The time required to access one word in called Memory Access Time. Memory which is only readable by the user and contents of which can’t be altered is called read only memory (ROM) it contains operating system.

Memory Circle Time is the minimum time between start of two operations and is generally measured in Nanoseconds.

The instruction register (IR) holds the instructions that are currently being executed. Its output is available for the control circuits which generates the timing signals that control the various processing elements in one execution of instruction. 

The program counter PC is a specialized register that keeps track of execution of a program. It contains the memory address of the next instruction to be fetched and executed.
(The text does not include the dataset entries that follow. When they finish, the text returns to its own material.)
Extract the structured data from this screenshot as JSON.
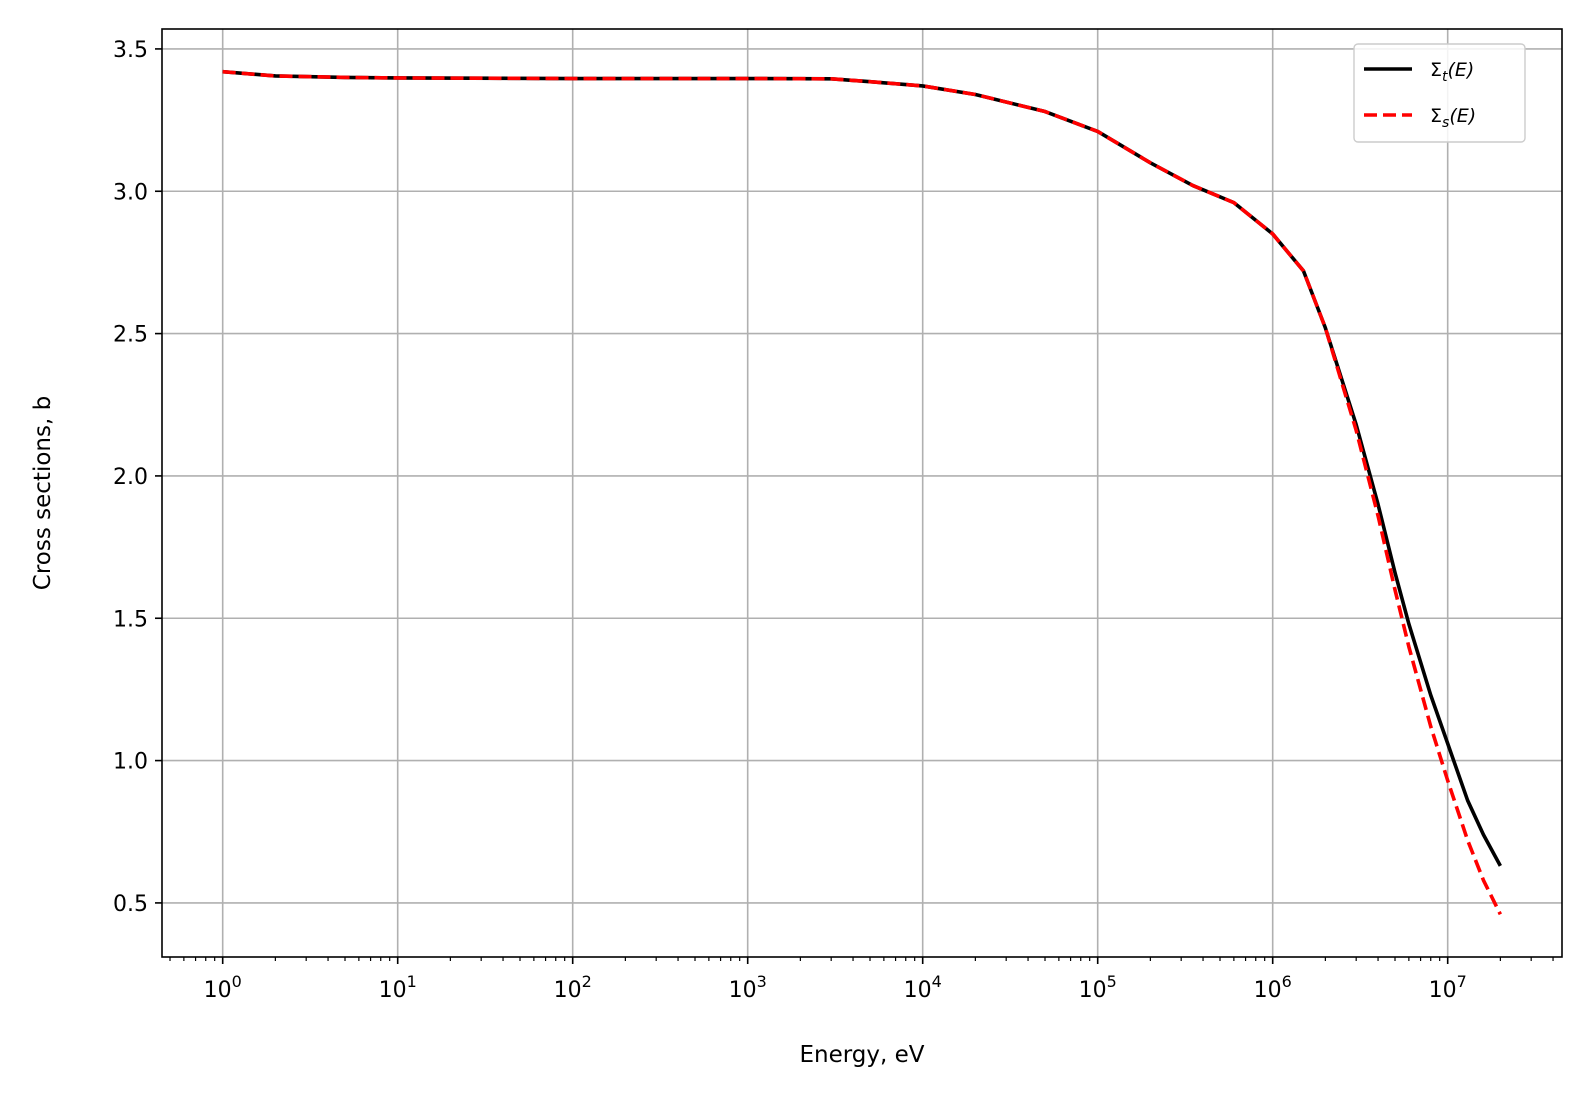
{
  "chart_data": {
    "type": "line",
    "title": "",
    "xlabel": "Energy, eV",
    "ylabel": "Cross sections, b",
    "xscale": "log",
    "xlim": [
      0.45,
      45000000
    ],
    "ylim": [
      0.31,
      3.57
    ],
    "grid": true,
    "legend_position": "top-right",
    "x_ticks": [
      {
        "value": 1,
        "base": "10",
        "exp": "0"
      },
      {
        "value": 10,
        "base": "10",
        "exp": "1"
      },
      {
        "value": 100,
        "base": "10",
        "exp": "2"
      },
      {
        "value": 1000,
        "base": "10",
        "exp": "3"
      },
      {
        "value": 10000,
        "base": "10",
        "exp": "4"
      },
      {
        "value": 100000,
        "base": "10",
        "exp": "5"
      },
      {
        "value": 1000000,
        "base": "10",
        "exp": "6"
      },
      {
        "value": 10000000,
        "base": "10",
        "exp": "7"
      }
    ],
    "y_ticks": [
      {
        "value": 0.5,
        "label": "0.5"
      },
      {
        "value": 1.0,
        "label": "1.0"
      },
      {
        "value": 1.5,
        "label": "1.5"
      },
      {
        "value": 2.0,
        "label": "2.0"
      },
      {
        "value": 2.5,
        "label": "2.5"
      },
      {
        "value": 3.0,
        "label": "3.0"
      },
      {
        "value": 3.5,
        "label": "3.5"
      }
    ],
    "series": [
      {
        "name": "Σt(E)",
        "legend_symbol": "Σ",
        "legend_sub": "t",
        "legend_arg": "(E)",
        "color": "#000000",
        "style": "solid",
        "points": [
          [
            1,
            3.42
          ],
          [
            2,
            3.405
          ],
          [
            5,
            3.4
          ],
          [
            10,
            3.398
          ],
          [
            100,
            3.396
          ],
          [
            1000,
            3.396
          ],
          [
            3000,
            3.395
          ],
          [
            5000,
            3.385
          ],
          [
            10000,
            3.37
          ],
          [
            20000,
            3.34
          ],
          [
            50000,
            3.28
          ],
          [
            100000,
            3.21
          ],
          [
            200000,
            3.1
          ],
          [
            350000,
            3.02
          ],
          [
            600000,
            2.96
          ],
          [
            1000000,
            2.85
          ],
          [
            1500000,
            2.72
          ],
          [
            2000000,
            2.52
          ],
          [
            3000000,
            2.18
          ],
          [
            4000000,
            1.9
          ],
          [
            5000000,
            1.66
          ],
          [
            6000000,
            1.48
          ],
          [
            8000000,
            1.23
          ],
          [
            10000000,
            1.06
          ],
          [
            13000000,
            0.86
          ],
          [
            16000000,
            0.74
          ],
          [
            20000000,
            0.63
          ]
        ]
      },
      {
        "name": "Σs(E)",
        "legend_symbol": "Σ",
        "legend_sub": "s",
        "legend_arg": "(E)",
        "color": "#ff0000",
        "style": "dashed",
        "points": [
          [
            1,
            3.42
          ],
          [
            2,
            3.405
          ],
          [
            5,
            3.4
          ],
          [
            10,
            3.398
          ],
          [
            100,
            3.396
          ],
          [
            1000,
            3.396
          ],
          [
            3000,
            3.395
          ],
          [
            5000,
            3.385
          ],
          [
            10000,
            3.37
          ],
          [
            20000,
            3.34
          ],
          [
            50000,
            3.28
          ],
          [
            100000,
            3.21
          ],
          [
            200000,
            3.1
          ],
          [
            350000,
            3.02
          ],
          [
            600000,
            2.96
          ],
          [
            1000000,
            2.85
          ],
          [
            1500000,
            2.72
          ],
          [
            2000000,
            2.52
          ],
          [
            3000000,
            2.16
          ],
          [
            4000000,
            1.86
          ],
          [
            5000000,
            1.6
          ],
          [
            6000000,
            1.4
          ],
          [
            8000000,
            1.12
          ],
          [
            10000000,
            0.93
          ],
          [
            13000000,
            0.72
          ],
          [
            16000000,
            0.58
          ],
          [
            20000000,
            0.46
          ]
        ]
      }
    ]
  }
}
The instruction registers (IR): - Holds the instructions that are currently being executed. Its output is available for the control circuits which generates the timing signals that control the various processing elements in one execution of instruction. Besides IR and PC, there are n-general purpose registers R0 through Rn-1.
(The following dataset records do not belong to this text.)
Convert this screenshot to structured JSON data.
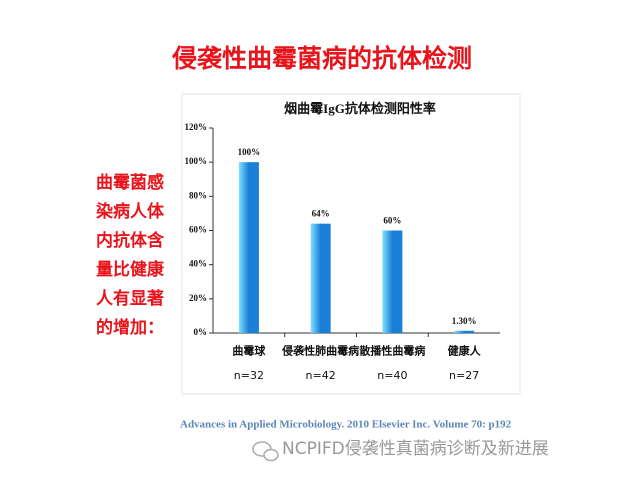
{
  "slide_title": "侵袭性曲霉菌病的抗体检测",
  "side_text": [
    "曲霉菌感",
    "染病人体",
    "内抗体含",
    "量比健康",
    "人有显著",
    "的增加："
  ],
  "citation": "Advances in Applied Microbiology. 2010 Elsevier Inc. Volume 70: p192",
  "watermark": "NCPIFD侵袭性真菌病诊断及新进展",
  "chart_data": {
    "type": "bar",
    "title": "烟曲霉IgG抗体检测阳性率",
    "categories": [
      "曲霉球",
      "侵袭性肺曲霉病",
      "散播性曲霉病",
      "健康人"
    ],
    "sample_sizes": [
      "n=32",
      "n=42",
      "n=40",
      "n=27"
    ],
    "values": [
      100,
      64,
      60,
      1.3
    ],
    "value_labels": [
      "100%",
      "64%",
      "60%",
      "1.30%"
    ],
    "color": "#1a7fd6",
    "ylim": [
      0,
      120
    ],
    "yticks": [
      {
        "value": 0,
        "label": "0%"
      },
      {
        "value": 20,
        "label": "20%"
      },
      {
        "value": 40,
        "label": "40%"
      },
      {
        "value": 60,
        "label": "60%"
      },
      {
        "value": 80,
        "label": "80%"
      },
      {
        "value": 100,
        "label": "100%"
      },
      {
        "value": 120,
        "label": "120%"
      }
    ]
  }
}
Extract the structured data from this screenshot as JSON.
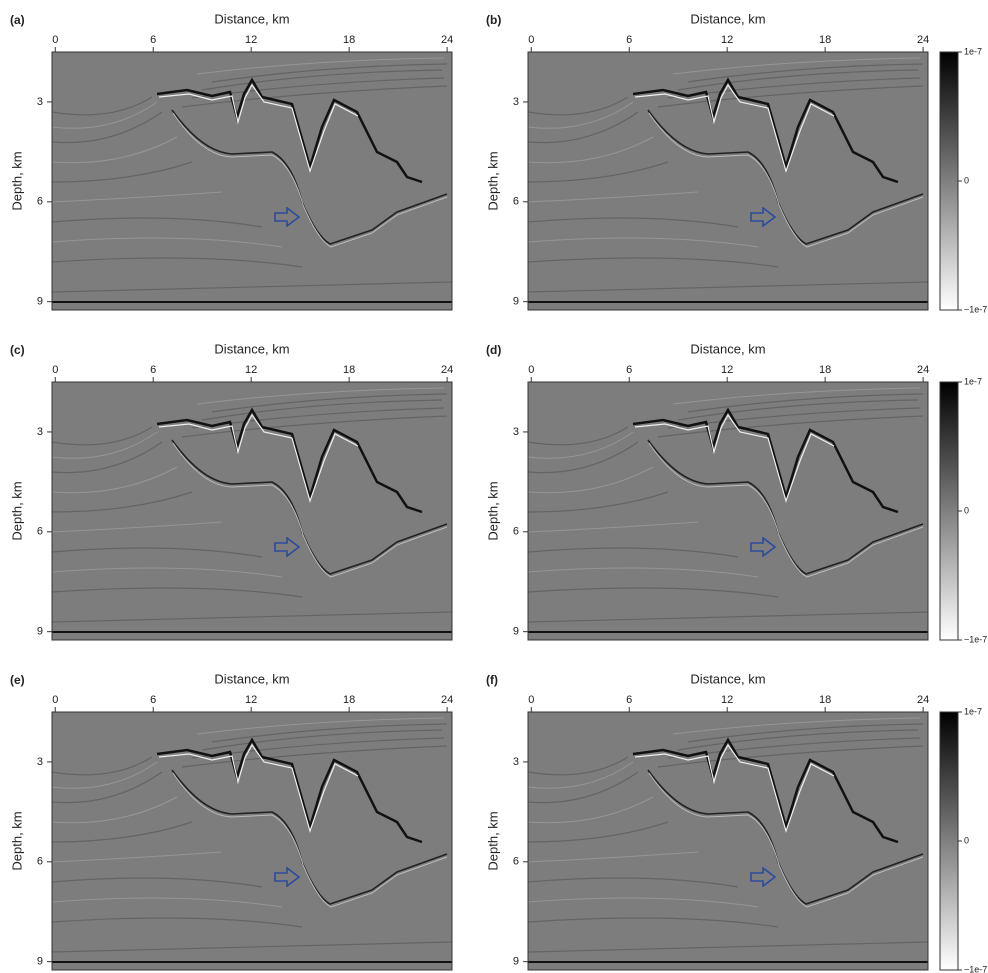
{
  "chart_data": [
    {
      "type": "image",
      "panel_label": "(a)",
      "x_label": "Distance, km",
      "y_label": "Depth, km",
      "xlim": [
        -0.2,
        24.3
      ],
      "ylim": [
        1.5,
        9.25
      ],
      "xticks": [
        0,
        6,
        12,
        18,
        24
      ],
      "yticks": [
        3,
        6,
        9
      ]
    },
    {
      "type": "image",
      "panel_label": "(b)",
      "x_label": "Distance, km",
      "y_label": "Depth, km",
      "xlim": [
        -0.2,
        24.3
      ],
      "ylim": [
        1.5,
        9.25
      ],
      "xticks": [
        0,
        6,
        12,
        18,
        24
      ],
      "yticks": [
        3,
        6,
        9
      ],
      "colorbar": {
        "lim": [
          -1e-07,
          1e-07
        ],
        "ticks": [
          {
            "value": 1e-07,
            "label": "1e-7"
          },
          0,
          {
            "value": -1e-07,
            "label": "−1e-7"
          }
        ]
      }
    },
    {
      "type": "image",
      "panel_label": "(c)",
      "x_label": "Distance, km",
      "y_label": "Depth, km",
      "xlim": [
        -0.2,
        24.3
      ],
      "ylim": [
        1.5,
        9.25
      ],
      "xticks": [
        0,
        6,
        12,
        18,
        24
      ],
      "yticks": [
        3,
        6,
        9
      ]
    },
    {
      "type": "image",
      "panel_label": "(d)",
      "x_label": "Distance, km",
      "y_label": "Depth, km",
      "xlim": [
        -0.2,
        24.3
      ],
      "ylim": [
        1.5,
        9.25
      ],
      "xticks": [
        0,
        6,
        12,
        18,
        24
      ],
      "yticks": [
        3,
        6,
        9
      ],
      "colorbar": {
        "lim": [
          -1e-07,
          1e-07
        ],
        "ticks": [
          {
            "value": 1e-07,
            "label": "1e-7"
          },
          0,
          {
            "value": -1e-07,
            "label": "−1e-7"
          }
        ]
      }
    },
    {
      "type": "image",
      "panel_label": "(e)",
      "x_label": "Distance, km",
      "y_label": "Depth, km",
      "xlim": [
        -0.2,
        24.3
      ],
      "ylim": [
        1.5,
        9.25
      ],
      "xticks": [
        0,
        6,
        12,
        18,
        24
      ],
      "yticks": [
        3,
        6,
        9
      ]
    },
    {
      "type": "image",
      "panel_label": "(f)",
      "x_label": "Distance, km",
      "y_label": "Depth, km",
      "xlim": [
        -0.2,
        24.3
      ],
      "ylim": [
        1.5,
        9.25
      ],
      "xticks": [
        0,
        6,
        12,
        18,
        24
      ],
      "yticks": [
        3,
        6,
        9
      ],
      "colorbar": {
        "lim": [
          -1e-07,
          1e-07
        ],
        "ticks": [
          {
            "value": 1e-07,
            "label": "1e-7"
          },
          0,
          {
            "value": -1e-07,
            "label": "−1e-7"
          }
        ]
      }
    }
  ]
}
MAR (Memory Address Register) holds the address of the location to be accessed. 

MDR (Memory Data Register) contains the data to be written into or read out of the address location.


1. Cache Memory: Cache is a small, fast memory located inside or close to the CPU. It stores copies of frequently accessed data. When the CPU needs data, it first checks the cache as illustrated in Figure 3.4:


   If the data is found → it's a cache hit (very fast!)

                If not → cache miss (CPU goes to slower main memory)


The Cache memory is responsible for storing frequently used instructions and data. The CPU first looks to access frequently/ commonly used data in this component before going down the memory hierarchy. 

Temporal locality: recently accessed data is likely to be used again soon.

Spatial locality: data near recently accessed data is likely to be used. Cache takes advantage of this, reducing how often the CPU must wait for slow memory. Most common Cache memory include: L1, L2 and L3 (Sometimes up to L4 in some processors):

L1 is the fastest to access (usually very small) and is usually embedded in the microprocessor.

L2 is larger but slower to access and is usually located on a separate chip independent from the microprocessor.

L3 is largest but slowest to access and is usually located on a separate chip independent from the microprocessor similar to L2.

2. Main memory (DRAM) is a component of memory that stores the data in memory cells. It is a temporary storage- it stores the data needed by programs that are running, but when you exit the programs, the memory responsible for running those programs in the DRAM gets cleared. This is demonstrated using the diagram in Figure 3.5.


3. Secondary Memory (such as Hard drive and Magnetic tape) is a memory component that permanently stores data in the memory. Memory from hard disk is not directly accessed by the CPU, hence, it is slower compare to DRAM but cheaper. In addition, it is often used for backing up large data. Usually, data are stored on the disks or tapes connected by networks such as cloud.

 3.3 Virtual Memory: gives the illusion that we have more RAM than we really do. It uses disk space (e.g., SSD) to temporarily store parts of programs or data not actively in use. The OS divides memory into pages. When data not in RAM is needed, it’s swapped in from disk. This process is managed through page tables and Memory Management Unit (MMU). MMU allows large applications to run smoothly even with limited RAM and also keeps the CPU working with what’s important, not everything at once.